Our PCB design services always include design for manufacturability to ensure that the PCB fabrication process runs smoothly. What about the PCB assembly process? What are the steps to take to ensure a cost-effective, high-quality result? These tips result from our many years of PCB design experience and manufacturing experience.

  1. Not last, but first, talk to your PCB assembler.

    While you were planning your PCB design, you probably used a variety of resources. As we encourage you to consult your PCB manufacturer regarding the design of your board, you should also consider your assembler. They can provide valuable advice throughout the manufacturing process. How? You will be given suggestions for effective board design and educated on new or improved production techniques.

A man looking at a board filled with planning PCB design

  1. Consider the cost of PCB assembly off-shoring.

    The low-cost overseas assembly might sound appealing, but it is essential to consider potential risk factors such as imitation or substandard parts. An assembler might be tempted by the low cost of using components that are not up to standard or American industry standards. This could result in board failures or malfunctions, which would offset the initial cost savings. An off-shore supply chain may also experience disruptions. Shipping problems from overseas suppliers can cause delays in product launches.
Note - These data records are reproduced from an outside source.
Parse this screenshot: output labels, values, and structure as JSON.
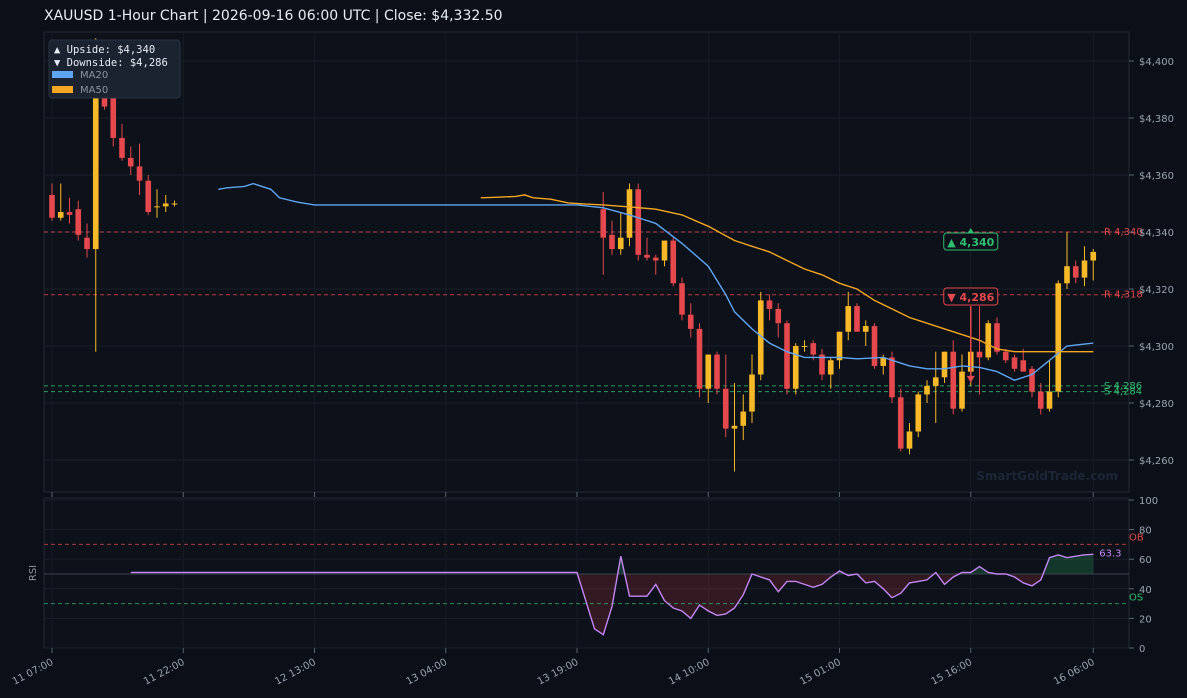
{
  "header": {
    "title": "XAUUSD  1-Hour Chart  |  2026-09-16 06:00 UTC  |  Close: $4,332.50"
  },
  "info_box": {
    "upside": "▲ Upside:   $4,340",
    "downside": "▼ Downside: $4,286"
  },
  "legend": [
    {
      "name": "MA20",
      "color": "#5ea6f5"
    },
    {
      "name": "MA50",
      "color": "#f5a623"
    }
  ],
  "watermark": "SmartGoldTrade.com",
  "colors": {
    "bull": "#f7b928",
    "bear": "#e5484d",
    "ma20": "#5ea6f5",
    "ma50": "#f5a623",
    "rsi": "#c586f5",
    "resistance": "#e5484d",
    "support": "#2fbf71"
  },
  "chart_data": [
    {
      "type": "candlestick",
      "title": "XAUUSD  1-Hour Chart  |  2026-09-16 06:00 UTC  |  Close: $4,332.50",
      "ylim": [
        4252,
        4410
      ],
      "yticks": [
        4260,
        4280,
        4300,
        4320,
        4340,
        4360,
        4380,
        4400
      ],
      "ytick_labels": [
        "$4,260",
        "$4,280",
        "$4,300",
        "$4,320",
        "$4,340",
        "$4,360",
        "$4,380",
        "$4,400"
      ],
      "xtick_labels": [
        "11 07:00",
        "11 22:00",
        "12 13:00",
        "13 04:00",
        "13 19:00",
        "14 10:00",
        "15 01:00",
        "15 16:00",
        "16 06:00"
      ],
      "xtick_index": [
        0,
        15,
        30,
        45,
        60,
        75,
        90,
        105,
        119
      ],
      "ohlc_index": [
        0,
        1,
        2,
        3,
        4,
        5,
        6,
        7,
        8,
        9,
        10,
        11,
        12,
        13,
        14,
        63,
        64,
        65,
        66,
        67,
        68,
        69,
        70,
        71,
        72,
        73,
        74,
        75,
        76,
        77,
        78,
        79,
        80,
        81,
        82,
        83,
        84,
        85,
        86,
        87,
        88,
        89,
        90,
        91,
        92,
        93,
        94,
        95,
        96,
        97,
        98,
        99,
        100,
        101,
        102,
        103,
        104,
        105,
        106,
        107,
        108,
        109,
        110,
        111,
        112,
        113,
        114,
        115,
        116,
        117,
        118,
        119
      ],
      "ohlc": [
        [
          4353,
          4357,
          4344,
          4345
        ],
        [
          4345,
          4357,
          4344,
          4347
        ],
        [
          4347,
          4352,
          4343,
          4346
        ],
        [
          4348,
          4351,
          4337,
          4339
        ],
        [
          4338,
          4343,
          4331,
          4334
        ],
        [
          4334,
          4408,
          4298,
          4403
        ],
        [
          4395,
          4400,
          4383,
          4384
        ],
        [
          4387,
          4391,
          4370,
          4373
        ],
        [
          4373,
          4378,
          4365,
          4366
        ],
        [
          4366,
          4370,
          4360,
          4363
        ],
        [
          4363,
          4371,
          4353,
          4358
        ],
        [
          4358,
          4360,
          4346,
          4347
        ],
        [
          4349,
          4355,
          4345,
          4349
        ],
        [
          4349,
          4353,
          4347,
          4350
        ],
        [
          4350,
          4351,
          4349,
          4350
        ],
        [
          4348,
          4354,
          4325,
          4338
        ],
        [
          4339,
          4344,
          4332,
          4334
        ],
        [
          4334,
          4347,
          4332,
          4338
        ],
        [
          4338,
          4357,
          4335,
          4355
        ],
        [
          4355,
          4357,
          4330,
          4332
        ],
        [
          4332,
          4338,
          4330,
          4331
        ],
        [
          4331,
          4332,
          4325,
          4330
        ],
        [
          4330,
          4337,
          4328,
          4337
        ],
        [
          4337,
          4338,
          4321,
          4322
        ],
        [
          4322,
          4324,
          4309,
          4311
        ],
        [
          4311,
          4315,
          4303,
          4306
        ],
        [
          4306,
          4308,
          4282,
          4285
        ],
        [
          4285,
          4297,
          4280,
          4297
        ],
        [
          4297,
          4298,
          4283,
          4285
        ],
        [
          4285,
          4297,
          4268,
          4271
        ],
        [
          4271,
          4287,
          4256,
          4272
        ],
        [
          4272,
          4283,
          4267,
          4277
        ],
        [
          4277,
          4297,
          4273,
          4290
        ],
        [
          4290,
          4319,
          4288,
          4316
        ],
        [
          4316,
          4318,
          4309,
          4313
        ],
        [
          4313,
          4315,
          4303,
          4308
        ],
        [
          4308,
          4309,
          4283,
          4285
        ],
        [
          4285,
          4301,
          4283,
          4300
        ],
        [
          4300,
          4302,
          4298,
          4300
        ],
        [
          4301,
          4302,
          4295,
          4297
        ],
        [
          4297,
          4299,
          4288,
          4290
        ],
        [
          4290,
          4296,
          4285,
          4295
        ],
        [
          4295,
          4305,
          4292,
          4305
        ],
        [
          4305,
          4319,
          4302,
          4314
        ],
        [
          4314,
          4315,
          4306,
          4305
        ],
        [
          4305,
          4309,
          4300,
          4307
        ],
        [
          4307,
          4308,
          4292,
          4293
        ],
        [
          4293,
          4297,
          4290,
          4296
        ],
        [
          4296,
          4298,
          4280,
          4282
        ],
        [
          4282,
          4285,
          4263,
          4264
        ],
        [
          4264,
          4273,
          4262,
          4270
        ],
        [
          4270,
          4284,
          4268,
          4283
        ],
        [
          4283,
          4288,
          4280,
          4286
        ],
        [
          4286,
          4298,
          4273,
          4289
        ],
        [
          4289,
          4298,
          4287,
          4298
        ],
        [
          4298,
          4302,
          4276,
          4278
        ],
        [
          4278,
          4297,
          4277,
          4291
        ],
        [
          4291,
          4300,
          4286,
          4298
        ],
        [
          4298,
          4314,
          4283,
          4296
        ],
        [
          4296,
          4309,
          4295,
          4308
        ],
        [
          4308,
          4310,
          4297,
          4298
        ],
        [
          4298,
          4299,
          4294,
          4295
        ],
        [
          4296,
          4297,
          4291,
          4292
        ],
        [
          4295,
          4299,
          4292,
          4291
        ],
        [
          4292,
          4293,
          4282,
          4284
        ],
        [
          4284,
          4287,
          4276,
          4278
        ],
        [
          4278,
          4295,
          4277,
          4284
        ],
        [
          4284,
          4323,
          4282,
          4322
        ],
        [
          4322,
          4340,
          4320,
          4328
        ],
        [
          4328,
          4330,
          4322,
          4324
        ],
        [
          4324,
          4335,
          4321,
          4330
        ],
        [
          4330,
          4334,
          4323,
          4333
        ]
      ],
      "series": [
        {
          "name": "MA20",
          "x": [
            19,
            20,
            22,
            23,
            25,
            26,
            28,
            30,
            32,
            34,
            40,
            50,
            60,
            63,
            66,
            69,
            72,
            75,
            77,
            78,
            80,
            82,
            84,
            86,
            88,
            90,
            92,
            95,
            98,
            100,
            102,
            104,
            106,
            108,
            110,
            112,
            114,
            116,
            119
          ],
          "values": [
            4355,
            4355.5,
            4356,
            4357,
            4355,
            4352,
            4350.5,
            4349.5,
            4349.5,
            4349.5,
            4349.5,
            4349.5,
            4349.5,
            4348.5,
            4346,
            4343,
            4336,
            4328,
            4318,
            4312,
            4306,
            4301,
            4298,
            4296,
            4296,
            4296,
            4295.5,
            4296,
            4293,
            4292,
            4292,
            4293,
            4292.5,
            4291,
            4288,
            4290,
            4295,
            4300,
            4301
          ]
        },
        {
          "name": "MA50",
          "x": [
            49,
            51,
            53,
            54,
            55,
            57,
            59,
            61,
            63,
            66,
            69,
            72,
            75,
            78,
            80,
            82,
            84,
            86,
            88,
            90,
            92,
            94,
            96,
            98,
            100,
            102,
            104,
            106,
            108,
            110,
            112,
            114,
            116,
            119
          ],
          "values": [
            4352,
            4352.2,
            4352.5,
            4353,
            4352,
            4351.5,
            4350.2,
            4349.8,
            4349.5,
            4348.8,
            4348,
            4346,
            4342,
            4337,
            4335,
            4333,
            4330,
            4327,
            4325,
            4322,
            4320,
            4316,
            4313,
            4310,
            4308,
            4306,
            4304,
            4302,
            4299,
            4298,
            4298,
            4298,
            4298,
            4298
          ]
        }
      ],
      "levels": [
        {
          "name": "R 4,340",
          "value": 4340,
          "type": "resistance"
        },
        {
          "name": "R 4,318",
          "value": 4318,
          "type": "resistance"
        },
        {
          "name": "S 4,286",
          "value": 4286,
          "type": "support"
        },
        {
          "name": "S 4,284",
          "value": 4284,
          "type": "support"
        }
      ],
      "annotations": [
        {
          "label": "▲ 4,340",
          "x": 105,
          "value": 4340,
          "type": "target-up"
        },
        {
          "label": "▼ 4,286",
          "x": 105,
          "value": 4286,
          "type": "target-down"
        }
      ]
    },
    {
      "type": "line",
      "ylabel": "RSI",
      "ylim": [
        0,
        100
      ],
      "yticks": [
        0,
        20,
        40,
        60,
        80,
        100
      ],
      "ytick_labels": [
        "0",
        "20",
        "40",
        "60",
        "80",
        "100"
      ],
      "overbought": {
        "label": "OB",
        "value": 70
      },
      "oversold": {
        "label": "OS",
        "value": 30
      },
      "last_label": "63.3",
      "series": [
        {
          "name": "RSI",
          "x": [
            9,
            60,
            62,
            63,
            64,
            65,
            66,
            67,
            68,
            69,
            70,
            71,
            72,
            73,
            74,
            75,
            76,
            77,
            78,
            79,
            80,
            81,
            82,
            83,
            84,
            85,
            86,
            87,
            88,
            89,
            90,
            91,
            92,
            93,
            94,
            95,
            96,
            97,
            98,
            99,
            100,
            101,
            102,
            103,
            104,
            105,
            106,
            107,
            108,
            109,
            110,
            111,
            112,
            113,
            114,
            115,
            116,
            117,
            118,
            119
          ],
          "values": [
            51,
            51,
            13,
            9,
            28,
            62,
            35,
            35,
            35,
            43,
            32,
            27,
            25,
            20,
            29,
            25,
            22,
            23,
            27,
            36,
            50,
            48,
            46,
            38,
            45,
            45,
            43,
            41,
            43,
            48,
            52,
            49,
            50,
            44,
            45,
            40,
            34,
            37,
            44,
            45,
            46,
            51,
            43,
            48,
            51,
            51,
            55,
            51,
            50,
            50,
            48,
            44,
            42,
            46,
            61,
            63,
            61,
            62,
            63,
            63.3
          ]
        }
      ]
    }
  ]
}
  2. One point of failure can be a sole supplier.

    You may have problems if your PCBs contain a part that is only available from one supplier. Make wise choices.

  3. Labels should be consistent and clear.
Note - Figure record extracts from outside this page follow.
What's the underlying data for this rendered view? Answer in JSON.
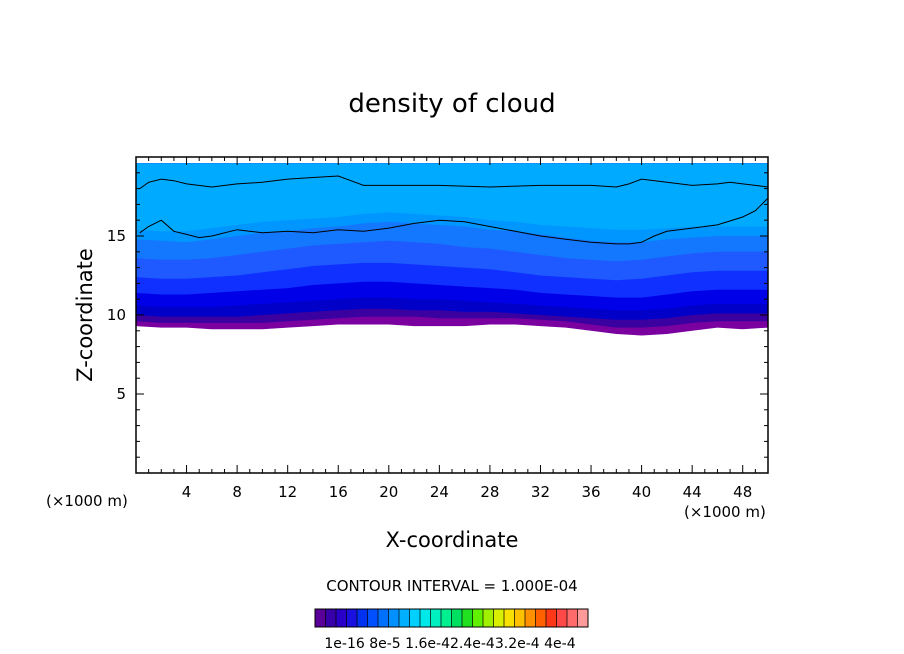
{
  "chart_data": {
    "type": "heatmap",
    "title": "density of cloud",
    "xlabel": "X-coordinate",
    "ylabel": "Z-coordinate",
    "x_unit_label_left": "(×1000 m)",
    "x_unit_label_right": "(×1000 m)",
    "xlim": [
      0,
      50
    ],
    "ylim": [
      0,
      20
    ],
    "x_ticks": [
      4,
      8,
      12,
      16,
      20,
      24,
      28,
      32,
      36,
      40,
      44,
      48
    ],
    "y_ticks": [
      5,
      10,
      15
    ],
    "contour_interval_text": "CONTOUR INTERVAL = 1.000E-04",
    "colorbar": {
      "colors": [
        "#5a0098",
        "#3800a8",
        "#2a00c8",
        "#1a10e0",
        "#0030f0",
        "#0050ff",
        "#0070ff",
        "#0090ff",
        "#00b0ff",
        "#00d0ff",
        "#00e8e8",
        "#00f0c0",
        "#00f090",
        "#00e060",
        "#20e020",
        "#60f000",
        "#a0f000",
        "#d8f000",
        "#f8e000",
        "#ffc000",
        "#ff9000",
        "#ff6000",
        "#ff3818",
        "#ff4848",
        "#ff6a6a",
        "#ff9a9a"
      ],
      "tick_labels": [
        "1e-16",
        "8e-5",
        "1.6e-4",
        "2.4e-4",
        "3.2e-4",
        "4e-4"
      ],
      "tick_label_text": "1e-16 8e-5 1.6e-42.4e-43.2e-4 4e-4"
    },
    "bands": [
      {
        "color": "#7a00a0",
        "lower_z": [
          9.3,
          9.2,
          9.2,
          9.1,
          9.1,
          9.1,
          9.2,
          9.3,
          9.4,
          9.4,
          9.4,
          9.3,
          9.3,
          9.3,
          9.4,
          9.4,
          9.3,
          9.2,
          9.0,
          8.8,
          8.7,
          8.8,
          9.0,
          9.2,
          9.1,
          9.2
        ]
      },
      {
        "color": "#3a00a0",
        "lower_z": [
          9.6,
          9.5,
          9.5,
          9.5,
          9.5,
          9.5,
          9.6,
          9.7,
          9.8,
          9.9,
          9.9,
          9.9,
          9.8,
          9.8,
          9.8,
          9.8,
          9.7,
          9.6,
          9.4,
          9.2,
          9.2,
          9.3,
          9.5,
          9.6,
          9.6,
          9.6
        ]
      },
      {
        "color": "#0000c8",
        "lower_z": [
          10.0,
          9.9,
          9.9,
          9.9,
          9.9,
          10.0,
          10.1,
          10.2,
          10.3,
          10.4,
          10.4,
          10.3,
          10.3,
          10.2,
          10.2,
          10.1,
          10.0,
          9.9,
          9.8,
          9.7,
          9.7,
          9.8,
          10.0,
          10.1,
          10.1,
          10.1
        ]
      },
      {
        "color": "#0000e8",
        "lower_z": [
          10.6,
          10.5,
          10.5,
          10.5,
          10.6,
          10.7,
          10.8,
          10.9,
          11.0,
          11.1,
          11.1,
          11.0,
          11.0,
          10.9,
          10.8,
          10.7,
          10.6,
          10.5,
          10.4,
          10.3,
          10.3,
          10.4,
          10.6,
          10.7,
          10.7,
          10.7
        ]
      },
      {
        "color": "#1030ff",
        "lower_z": [
          11.4,
          11.3,
          11.3,
          11.4,
          11.5,
          11.6,
          11.7,
          11.9,
          12.0,
          12.1,
          12.1,
          12.0,
          11.9,
          11.8,
          11.7,
          11.6,
          11.4,
          11.3,
          11.2,
          11.1,
          11.1,
          11.3,
          11.5,
          11.6,
          11.6,
          11.6
        ]
      },
      {
        "color": "#1e5aff",
        "lower_z": [
          12.4,
          12.3,
          12.3,
          12.4,
          12.5,
          12.7,
          12.9,
          13.1,
          13.2,
          13.3,
          13.3,
          13.2,
          13.1,
          13.0,
          12.9,
          12.7,
          12.5,
          12.4,
          12.3,
          12.2,
          12.3,
          12.5,
          12.7,
          12.8,
          12.8,
          12.8
        ]
      },
      {
        "color": "#1478ff",
        "lower_z": [
          13.6,
          13.5,
          13.5,
          13.6,
          13.8,
          14.0,
          14.2,
          14.4,
          14.5,
          14.6,
          14.7,
          14.6,
          14.5,
          14.3,
          14.2,
          14.0,
          13.8,
          13.6,
          13.5,
          13.4,
          13.5,
          13.7,
          13.9,
          14.0,
          14.0,
          14.0
        ]
      },
      {
        "color": "#0096ff",
        "lower_z": [
          14.8,
          14.7,
          14.6,
          14.8,
          15.0,
          15.2,
          15.3,
          15.5,
          15.6,
          15.8,
          15.9,
          15.8,
          15.7,
          15.6,
          15.4,
          15.3,
          15.1,
          14.9,
          14.7,
          14.6,
          14.6,
          14.8,
          14.9,
          15.0,
          15.0,
          15.0
        ]
      },
      {
        "color": "#00aaff",
        "lower_z": [
          15.4,
          15.3,
          15.3,
          15.5,
          15.7,
          15.9,
          16.0,
          16.1,
          16.2,
          16.4,
          16.5,
          16.4,
          16.3,
          16.2,
          16.0,
          15.9,
          15.7,
          15.6,
          15.5,
          15.4,
          15.4,
          15.5,
          15.6,
          15.6,
          15.6,
          15.6
        ]
      }
    ],
    "top_z": 19.6,
    "contour_lines": [
      {
        "label": "upper",
        "x": [
          0.3,
          1,
          2,
          3,
          4,
          6,
          8,
          10,
          12,
          14,
          16,
          17,
          18,
          20,
          24,
          28,
          32,
          36,
          38,
          39,
          40,
          42,
          44,
          46,
          47,
          48,
          49,
          50
        ],
        "z": [
          18.0,
          18.4,
          18.6,
          18.5,
          18.3,
          18.1,
          18.3,
          18.4,
          18.6,
          18.7,
          18.8,
          18.5,
          18.2,
          18.2,
          18.2,
          18.1,
          18.2,
          18.2,
          18.1,
          18.3,
          18.6,
          18.4,
          18.2,
          18.3,
          18.4,
          18.3,
          18.2,
          18.1
        ]
      },
      {
        "label": "lower",
        "x": [
          0.3,
          1,
          2,
          3,
          4,
          5,
          6,
          8,
          10,
          12,
          14,
          16,
          18,
          20,
          22,
          24,
          26,
          28,
          30,
          32,
          34,
          36,
          38,
          39,
          40,
          41,
          42,
          44,
          46,
          48,
          49,
          50
        ],
        "z": [
          15.2,
          15.6,
          16.0,
          15.3,
          15.1,
          14.9,
          15.0,
          15.4,
          15.2,
          15.3,
          15.2,
          15.4,
          15.3,
          15.5,
          15.8,
          16.0,
          15.9,
          15.6,
          15.3,
          15.0,
          14.8,
          14.6,
          14.5,
          14.5,
          14.6,
          15.0,
          15.3,
          15.5,
          15.7,
          16.2,
          16.6,
          17.4
        ]
      }
    ]
  }
}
    You've double-checked the markings in your design documents. But what about markings on the parts you include with your design? Different manufacturers may mark their parts differently.

  4. Talking about parts and labels.

    Include a package of parts in your design package. Make sure that all parts are correctly numbered and labeled. Make them clear and easy to read. (e.g. ("Is it an o, or a zero?")
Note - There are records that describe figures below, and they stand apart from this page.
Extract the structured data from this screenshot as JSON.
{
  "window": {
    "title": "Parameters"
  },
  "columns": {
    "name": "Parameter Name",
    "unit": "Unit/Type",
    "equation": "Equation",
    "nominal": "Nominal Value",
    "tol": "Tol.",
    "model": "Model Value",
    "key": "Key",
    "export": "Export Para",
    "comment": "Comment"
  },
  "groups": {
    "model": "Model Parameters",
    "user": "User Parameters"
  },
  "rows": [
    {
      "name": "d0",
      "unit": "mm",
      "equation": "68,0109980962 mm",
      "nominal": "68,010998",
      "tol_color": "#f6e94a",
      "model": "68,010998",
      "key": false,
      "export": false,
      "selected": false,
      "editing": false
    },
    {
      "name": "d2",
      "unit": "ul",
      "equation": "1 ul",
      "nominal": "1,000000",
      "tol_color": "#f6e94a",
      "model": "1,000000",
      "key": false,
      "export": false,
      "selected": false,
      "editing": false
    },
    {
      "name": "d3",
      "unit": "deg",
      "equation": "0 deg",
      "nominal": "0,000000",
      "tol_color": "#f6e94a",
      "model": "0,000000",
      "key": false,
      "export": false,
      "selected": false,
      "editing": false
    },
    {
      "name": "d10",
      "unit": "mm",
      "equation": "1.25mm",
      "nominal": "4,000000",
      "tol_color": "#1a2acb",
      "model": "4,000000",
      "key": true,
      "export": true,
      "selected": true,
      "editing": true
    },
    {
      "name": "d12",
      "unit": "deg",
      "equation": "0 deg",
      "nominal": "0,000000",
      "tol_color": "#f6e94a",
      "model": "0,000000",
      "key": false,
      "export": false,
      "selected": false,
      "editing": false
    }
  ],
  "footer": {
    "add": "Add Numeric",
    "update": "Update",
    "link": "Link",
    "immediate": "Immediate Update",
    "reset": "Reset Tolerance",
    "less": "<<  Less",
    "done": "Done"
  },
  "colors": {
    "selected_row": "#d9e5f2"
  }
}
  5. To get the best results, use all of the tools at the beginning.

    What does this mean? Our PCB designers have trained with manufacturing experts to ensure your assembly process goes smoothly. Your assembler might have tools to help you with schematic creation, initial design, and DFM reviews.

  6. DFM reviews are another topic.

    Before you send off your designs, do a DFM review. Our PCB designers incorporate this into every design. Get expert advice from your PCB manufacturer and their technical and industry knowledge. This can help you save time and money.

a graphic showing pcb design for manufacturability

  1. Discuss any trade-offs.

    As we have mentioned, technological advancements are occurring rapidly, which means that electronics and PCBs are under increasing pressure. There is also a constant push to squeeze more features onto smaller boards. These two things may not always be compatible. So, before you begin designing your boards, rank your desired capabilities. Are you looking for a higher power output? Stronger signal transmission? It would be best to decide what you must have and what may be worth reconsidering. Don't feel that you need to cut back or eliminate everything. Your PCB manufacturer might be able to show you how to improve your design so that it meets the desired outputs for your board.

  2. Both the design phase and the assembly phase should be considered.

    Based on previous projects, you and your manufacturer will probably be able to estimate your average time to design and assemble. However, if you develop a new type of board than your usual design, it may take more time to design and build. This should be included in your time estimates.

  3. Formats

    You should ensure that the manufacturer you choose has experience with the file format you intend to submit.

That's it! These were ten tips to ensure your PCB manufacturing and assembly is a success.